Ugo Palheta es miembro de la redacción de Contretemps y militante del Nuevo Partido Anticapitalista (NPA)

Notas
1/ Solo hay que pensar en los gobiernos dirigidos por Giolitti en Italia o en los gobiernos dirigidos por Brüning y posteriormente Von Papen en Alemania antes de la llegada al poder de Mussolini y de Hitler, respectivamente. Sobre las relaciones entre dichos gobiernos burgueses autoritarios y la dinámica fascista véase en particular el artículo magistral de León Trotsky “Democracia y fascismo” (La lucha contra el fascismo, Fontamara, Barcelona, pp. 97-104, 1980).
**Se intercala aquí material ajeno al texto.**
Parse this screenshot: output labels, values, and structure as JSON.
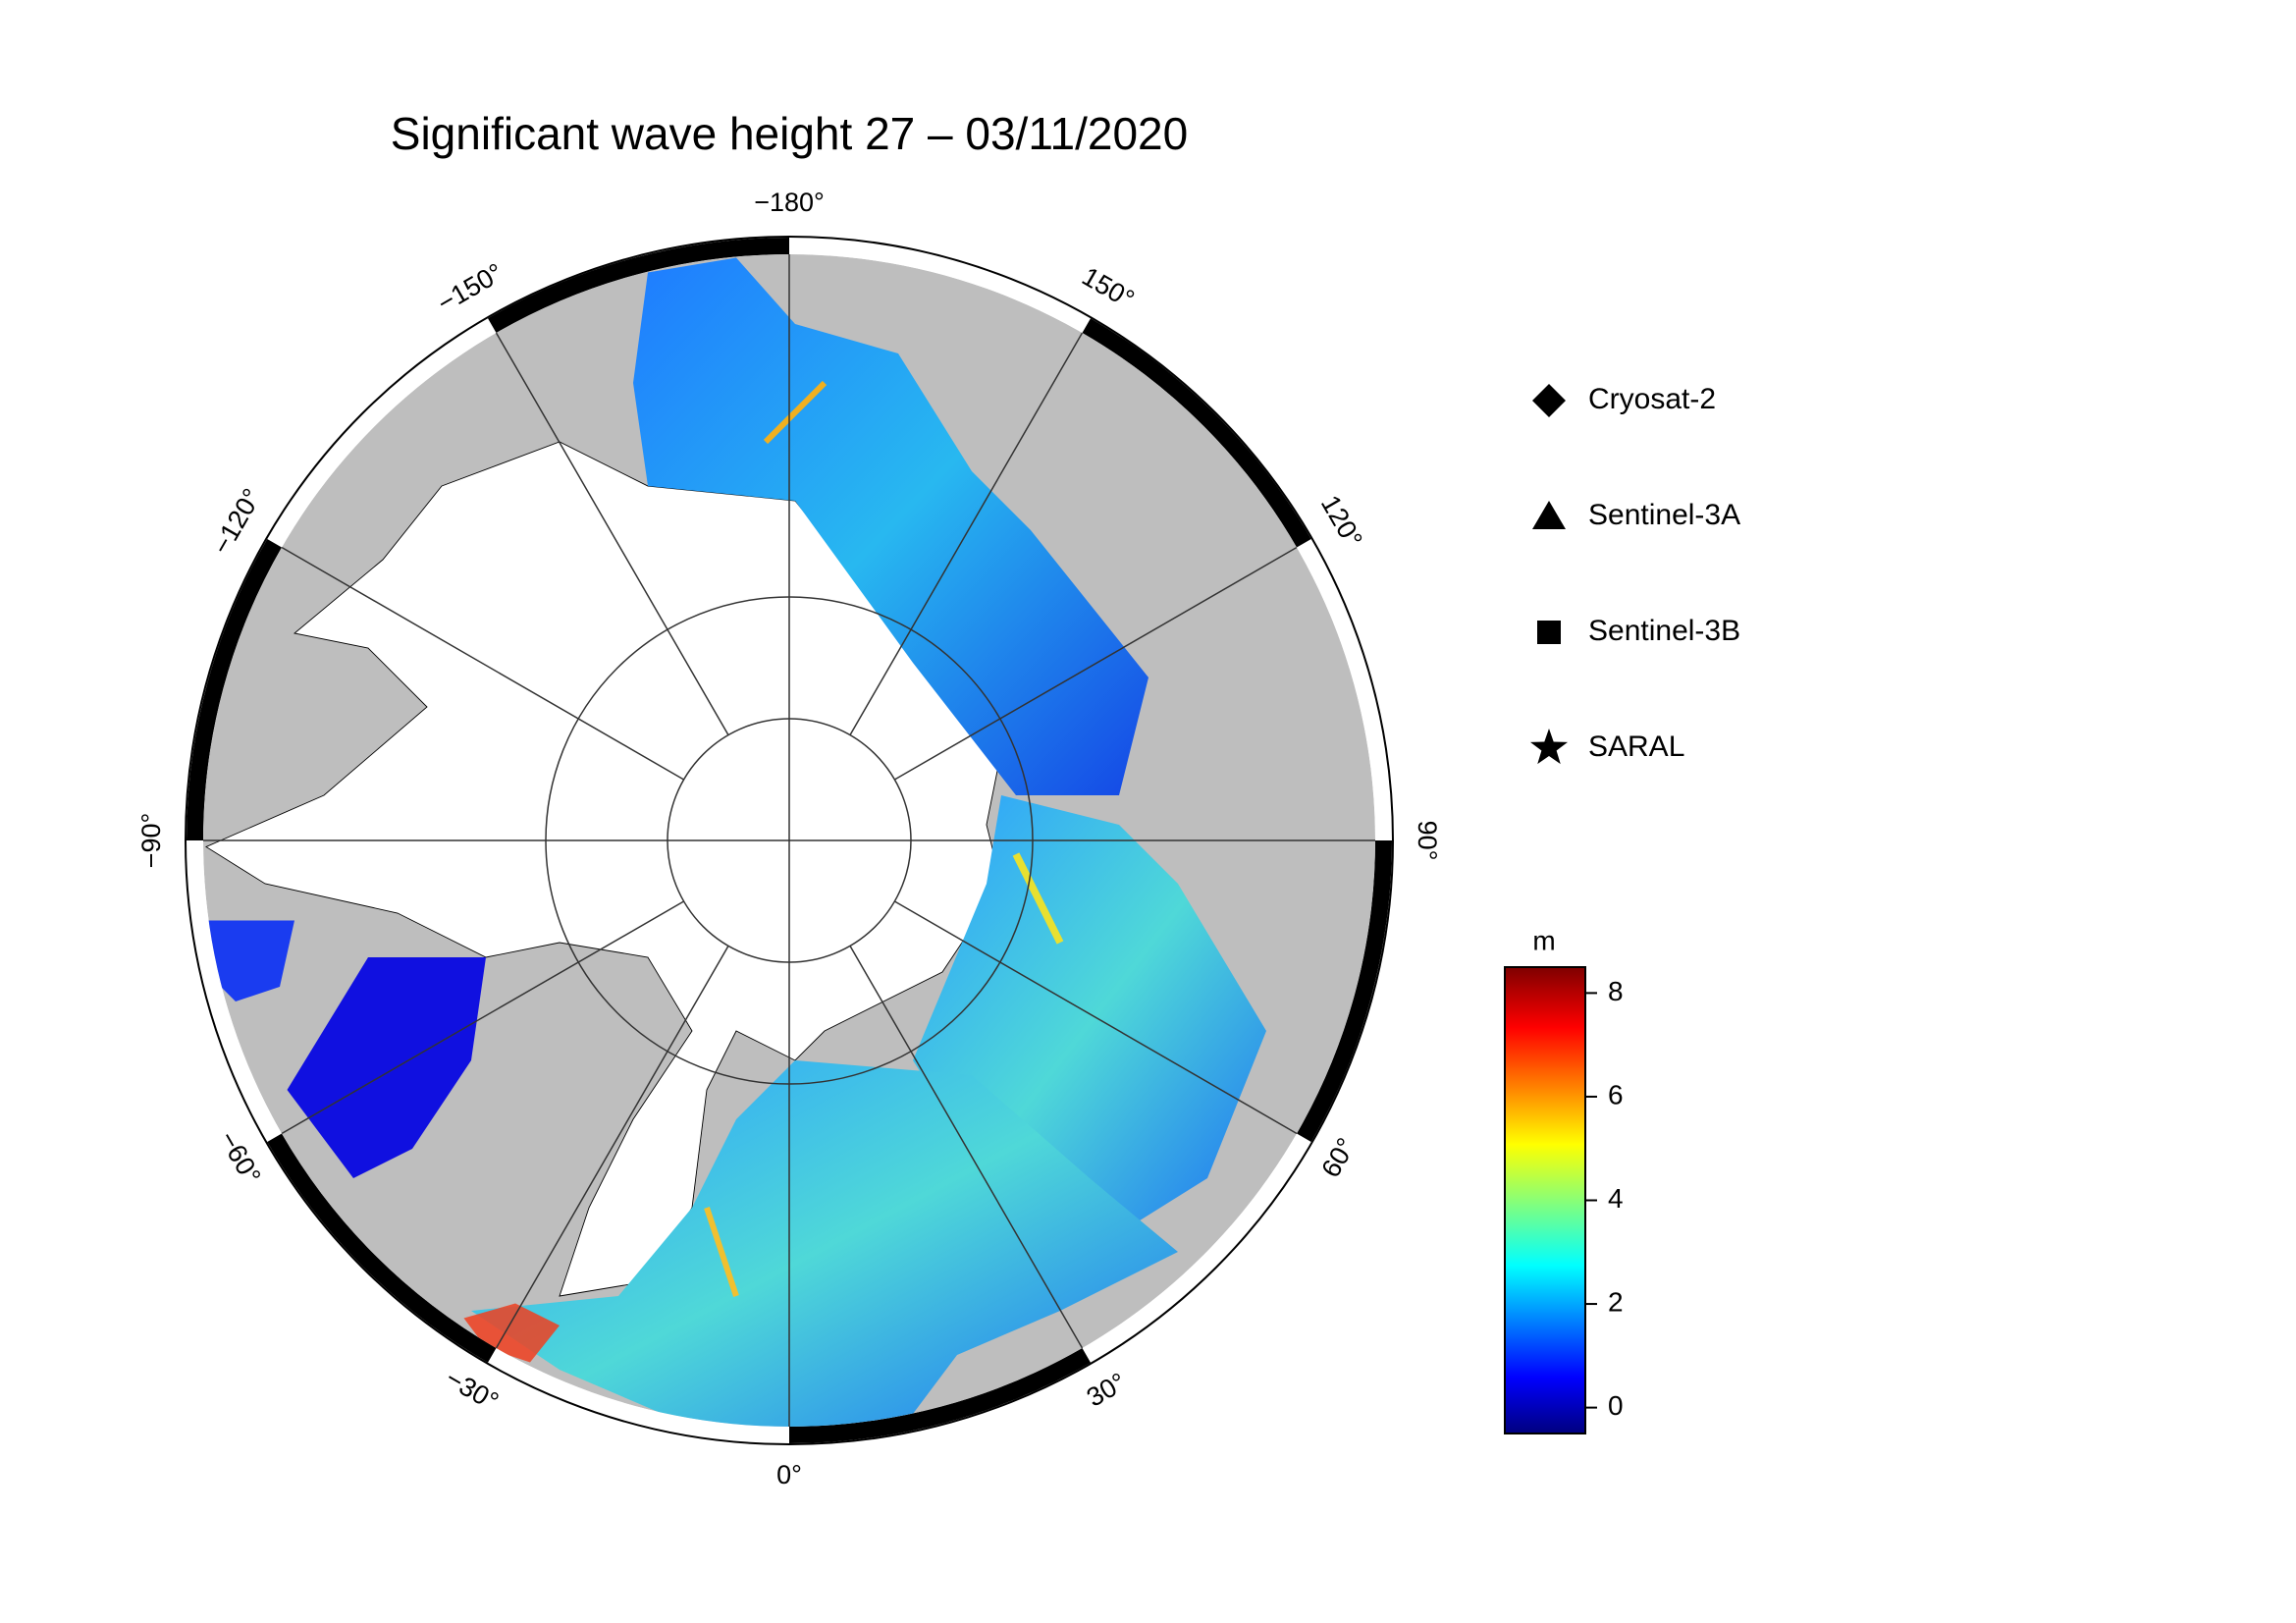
{
  "map": {
    "title": "Significant wave height 27 – 03/11/2020",
    "lon_ticks": [
      {
        "value": -180,
        "label": "−180°"
      },
      {
        "value": -150,
        "label": "−150°"
      },
      {
        "value": -120,
        "label": "−120°"
      },
      {
        "value": -90,
        "label": "−90°"
      },
      {
        "value": -60,
        "label": "−60°"
      },
      {
        "value": -30,
        "label": "−30°"
      },
      {
        "value": 0,
        "label": "0°"
      },
      {
        "value": 30,
        "label": "30°"
      },
      {
        "value": 60,
        "label": "60°"
      },
      {
        "value": 90,
        "label": "90°"
      },
      {
        "value": 120,
        "label": "120°"
      },
      {
        "value": 150,
        "label": "150°"
      }
    ],
    "legend": [
      {
        "name": "Cryosat-2",
        "marker": "diamond"
      },
      {
        "name": "Sentinel-3A",
        "marker": "triangle"
      },
      {
        "name": "Sentinel-3B",
        "marker": "square"
      },
      {
        "name": "SARAL",
        "marker": "star"
      }
    ],
    "colorbar": {
      "unit": "m",
      "clim": [
        -0.5,
        8.5
      ],
      "ticks": [
        0,
        2,
        4,
        6,
        8
      ]
    }
  }
}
2/ El gran predicamento del Frente Nacional en los aparatos represivos (policía y gendarmería) es bien conocido.
3/ Como un intento de anticipación del modo en que el FN podría, una vez alcanzado el poder, utilizar las instituciones de la V República véase Fouteau, C. y Hajdenberg, M., “Si Marine Le Pen était presidente”, Mediapart, 14 de marzo de 2017, https://www.mediapart.fr/journal/france/140317/si-marine-le-pen-etait-presidente?onglet=full.

Referencias
Bourdieu, Pierre (2001) “Contra la política de despolitización”, Contrafuegos 2. Barcelona: Anagrama.
Poulantzas, Nicos (1973) Fascismo y dictadura. La Tercera Internacional ante el fascismo. México: Siglo XXI.